Farming bouchot mussels in Mont-Saint-Michel bay

Mont-Saint-Michel bay AOP mussels: from bouchot to plate

With the weather as scorching as it currently is, there are two good reasons for everyone to want to head down to the shores of Mont-Saint-Michel bay. First, this cooler spot is the ideal place to clear your head. Second, the bouchot mussels farmed here are a delight for the taste buds.  Here we go: the Mont-Saint-Michel bay AOP bouchot mussel season has begun !

Published  August 1, 2019

But what actually is a “bouchot”?

When you talk about bouchot mussels, you are referring to a type of farming. The mussels are grown on wooden stakes (known as “bouchots” in French) erected in the foreshore seabed (coastal area between the highest and lowest points reached by the water).
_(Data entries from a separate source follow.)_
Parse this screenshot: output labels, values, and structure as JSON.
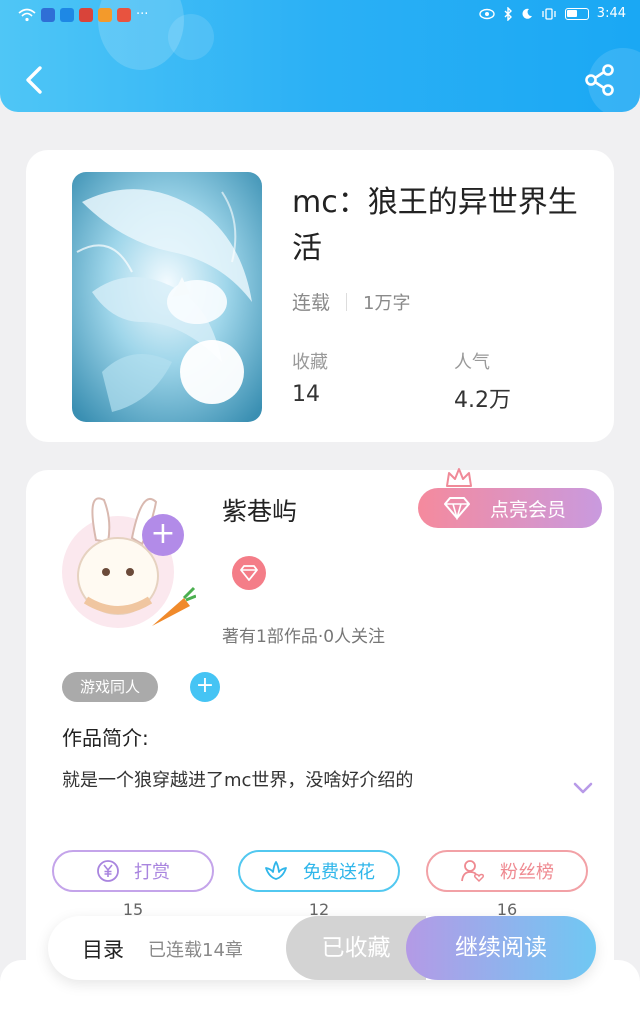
{
  "status_bar": {
    "time": "3:44",
    "more": "···"
  },
  "colors": {
    "header": "#2bb0f5",
    "accent_purple": "#b28be8",
    "accent_blue": "#45c4f4",
    "vip_pink": "#f58a9d"
  },
  "header": {
    "back_icon": "chevron-left-icon",
    "share_icon": "share-icon"
  },
  "book": {
    "title": "mc：狼王的异世界生活",
    "status": "连载",
    "word_count": "1万字",
    "favorites_label": "收藏",
    "favorites_value": "14",
    "popularity_label": "人气",
    "popularity_value": "4.2万"
  },
  "author": {
    "name": "紫巷屿",
    "vip_label": "点亮会员",
    "stats": "著有1部作品·0人关注",
    "follow": "+"
  },
  "tags": {
    "items": [
      "游戏同人"
    ],
    "add": "+"
  },
  "intro": {
    "title": "作品简介:",
    "text": "就是一个狼穿越进了mc世界，没啥好介绍的"
  },
  "actions": [
    {
      "label": "打赏",
      "count": "15",
      "icon": "yuan-coin-icon"
    },
    {
      "label": "免费送花",
      "count": "12",
      "icon": "flower-icon"
    },
    {
      "label": "粉丝榜",
      "count": "16",
      "icon": "fan-user-heart-icon"
    }
  ],
  "bottom_bar": {
    "toc_label": "目录",
    "toc_count": "已连载14章",
    "collected": "已收藏",
    "continue": "继续阅读"
  }
}
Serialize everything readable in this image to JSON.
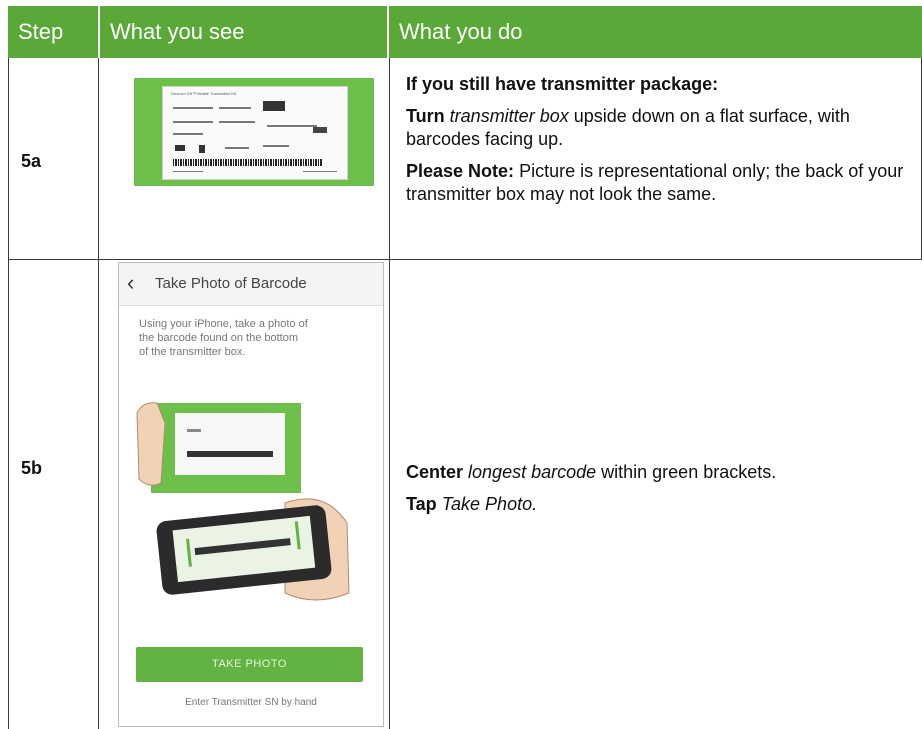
{
  "header": {
    "step": "Step",
    "see": "What you see",
    "do": "What you do"
  },
  "colors": {
    "header_bg": "#5aa838",
    "button_green": "#62b341"
  },
  "rows": [
    {
      "step": "5a",
      "image": {
        "type": "transmitter-box-barcode-label",
        "label_title": "Dexcom G5™ Mobile Transmitter Kit"
      },
      "do": {
        "heading": "If you still have transmitter package:",
        "p1_bold": "Turn",
        "p1_italic": "transmitter box",
        "p1_rest": "upside down on a flat surface, with barcodes facing up.",
        "p2_bold": "Please Note:",
        "p2_rest": "Picture is representational only; the back of your transmitter box may not look the same."
      }
    },
    {
      "step": "5b",
      "image": {
        "type": "phone-screen",
        "title": "Take Photo of Barcode",
        "instructions": "Using your iPhone, take a photo of the barcode found on the bottom of the transmitter box.",
        "button": "TAKE PHOTO",
        "link": "Enter Transmitter SN by hand"
      },
      "do": {
        "p1_bold": "Center",
        "p1_italic": "longest barcode",
        "p1_rest": "within green brackets.",
        "p2_bold": "Tap",
        "p2_italic": "Take Photo."
      }
    }
  ]
}
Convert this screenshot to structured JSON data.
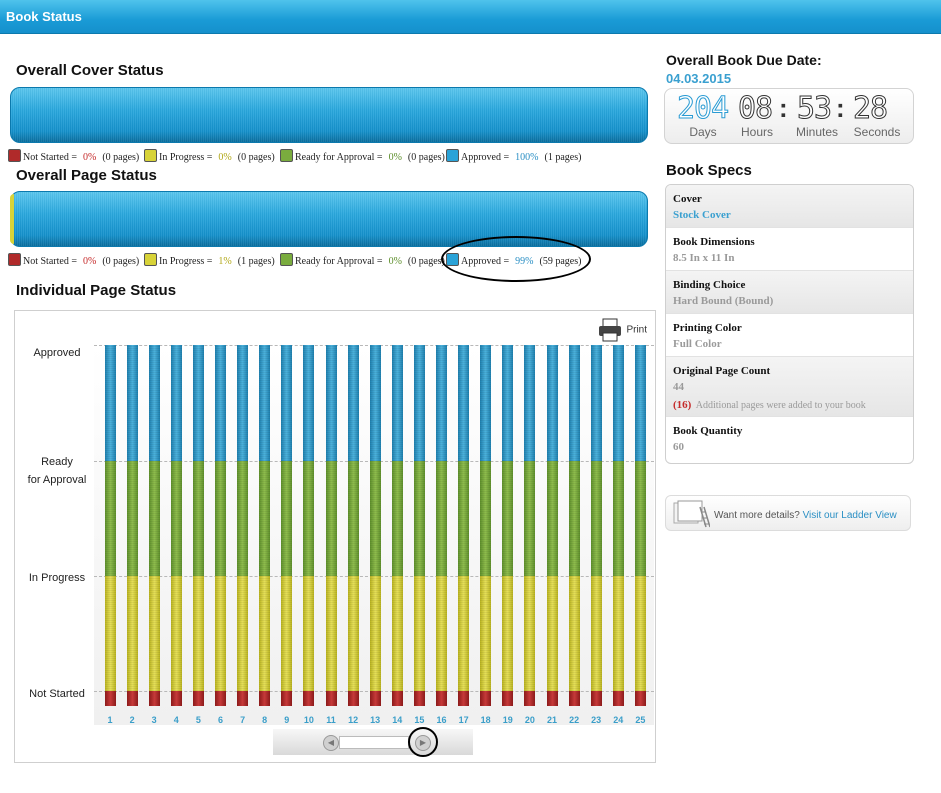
{
  "header": {
    "title": "Book Status"
  },
  "cover_status": {
    "title": "Overall Cover Status",
    "legend": [
      {
        "label": "Not Started =",
        "pct": "0%",
        "pages": "(0 pages)",
        "color": "#b02a2a"
      },
      {
        "label": "In Progress =",
        "pct": "0%",
        "pages": "(0 pages)",
        "color": "#d8d338"
      },
      {
        "label": "Ready for Approval =",
        "pct": "0%",
        "pages": "(0 pages)",
        "color": "#7aac3e"
      },
      {
        "label": "Approved =",
        "pct": "100%",
        "pages": "(1 pages)",
        "color": "#2aa3d8"
      }
    ]
  },
  "page_status": {
    "title": "Overall Page Status",
    "legend": [
      {
        "label": "Not Started =",
        "pct": "0%",
        "pages": "(0 pages)",
        "color": "#b02a2a"
      },
      {
        "label": "In Progress =",
        "pct": "1%",
        "pages": "(1 pages)",
        "color": "#d8d338"
      },
      {
        "label": "Ready for Approval =",
        "pct": "0%",
        "pages": "(0 pages)",
        "color": "#7aac3e"
      },
      {
        "label": "Approved =",
        "pct": "99%",
        "pages": "(59 pages)",
        "color": "#2aa3d8"
      }
    ]
  },
  "individual": {
    "title": "Individual Page Status",
    "print_label": "Print"
  },
  "chart_data": {
    "type": "bar",
    "categories": [
      "1",
      "2",
      "3",
      "4",
      "5",
      "6",
      "7",
      "8",
      "9",
      "10",
      "11",
      "12",
      "13",
      "14",
      "15",
      "16",
      "17",
      "18",
      "19",
      "20",
      "21",
      "22",
      "23",
      "24",
      "25"
    ],
    "y_levels": [
      "Not Started",
      "In Progress",
      "Ready for Approval",
      "Approved"
    ],
    "y_labels": [
      "Approved",
      "Ready\nfor Approval",
      "In Progress",
      "Not Started"
    ],
    "values": [
      3,
      3,
      3,
      3,
      3,
      3,
      3,
      3,
      3,
      3,
      3,
      3,
      3,
      3,
      3,
      3,
      3,
      3,
      3,
      3,
      3,
      3,
      3,
      3,
      3
    ],
    "segment_colors": [
      "#b02a2a",
      "#d8d338",
      "#7aac3e",
      "#2aa3d8"
    ]
  },
  "due_date": {
    "label": "Overall Book Due Date:",
    "value": "04.03.2015",
    "days": "204",
    "hours": "08",
    "minutes": "53",
    "seconds": "28",
    "days_label": "Days",
    "hours_label": "Hours",
    "minutes_label": "Minutes",
    "seconds_label": "Seconds"
  },
  "specs": {
    "title": "Book Specs",
    "rows": [
      {
        "label": "Cover",
        "value": "Stock Cover"
      },
      {
        "label": "Book Dimensions",
        "value": "8.5 In x 11 In"
      },
      {
        "label": "Binding Choice",
        "value": "Hard Bound (Bound)"
      },
      {
        "label": "Printing Color",
        "value": "Full Color"
      },
      {
        "label": "Original Page Count",
        "value": "44",
        "note_count": "(16)",
        "note_text": "Additional pages were added to your book"
      },
      {
        "label": "Book Quantity",
        "value": "60"
      }
    ]
  },
  "ladder": {
    "text": "Want more details?",
    "link": "Visit our Ladder View"
  }
}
Growing mussels on bouchots over a year means you can:

  • avoid contact with the ground;
  • combat parasitism. 

The changing water level caused by the tides gives the mussels a slightly salty flavour.  

How are bouchot mussels grown at Mont-Saint-Michel?

Collecting and growing spat on ropes

Before ending up in a white-wine sauce, cream, curry or being paired with Roquefort or anything else a chef might dream up, Mont-Saint-Michel bay AOP (Protected Designation of Origin) bouchot mussels will have already existed for a year. Having been collected from the coast at Oléron, Noirmoutier, Charron, La Plaine-sur-Mer or Pénestin, the mussel spat are delivered on ropes from the end of April to the end of June. Why are these mussels grown in Mont-Saint-Michel bay? The answer is the environment. The bay is a mussel El Dorado with a vast foreshore and water that is the right temperature and rich in microorganisms.

Winding spat-sown rope onto bouchots, growth and harvesting

Mussels ropes are fully rolled out at the top of the foreshore before being cut into 3.5 m lengths and wound onto bouchots in June and July. From July, harvesting can begin on the bouchots sown with spat the previous year.

A mussel producer in the Bay of Mont-Saint-Michel laying his ropes on wooden stakes called bouchots.

 © AOP committee for the bouchot mussel of the bay of Mont Saint-Michel

AOP mussel history and specifications

To be classed as AOP, Mont-Saint-Michel bouchot mussels must meet stringent criteria:

  • Four fifths of the batch must be 4 cm in size;
  • Minimum 25% flesh content.

These requirements were seen as so challenging by the bay's mussel farmers who had begun the process of gaining Appellation d'Origine Contrôlée (AOC: another quality mark) status in the 1990s that they eventually backpedalled a few days before the status was officially agreed by the French National Institute of Appellations of Origin because they were frightened of shooting themselves in the...bouchot.

The AOC mark process was restarted at the start of the 2000s, before the status was finally achieved in 2006 and converted into an AOP mark five years later.

And since then? Almost all the bay's mussel farmers have joined the movement. Last season (July 2018 to January 2019), Mont Saint-Michel mussel farmers produced 89% of the 11,900 tonnes of AOP bouchot mussels. Not bad !

View of Mont Saint-Michel bay at low tide and mussel farming on wooden stakes.

 © AOP committee for the bouchot mussel of the bay of Mont Saint-Michel

The AOP mark: proving quality outside France

Famous outside France, Mont-Saint-Michel bay AOP bouchot mussels also owe their reputation to the stringent checks they undergo. Once the season has officially begun, an organoleptic committee of professionals, consumers and quality technicians does a tasting every fortnight: “It's an extremely serious and complex business with sheets to fill in,” explains Éric Hodbert, AOP committee president and one in a long line of mussel farmers in his family.

Guided by immutable specifications, each year Mont-Saint-Michel bay mussel farmers comply with strict guidelines. Depending on the sector, no more than 55% to 65% of bouchot stakes can be sown with spat. Everything is checked annually by an agent authorised by Certipak, the certification body responsible for drawing up the control plan (an official document created from the specifications). It is the agent’s job to individually count some of the 270,000 bouchot stakes erected in the bay. To guarantee this sought-after living product is absolutely fresh, mussel farmers ensure full traceability and commit to their mussels not spending any longer than eight days in reserve (at the top of the foreshore) and seven days in the basin “knowing that the two combined should not exceed ten days” before being packed and shipped.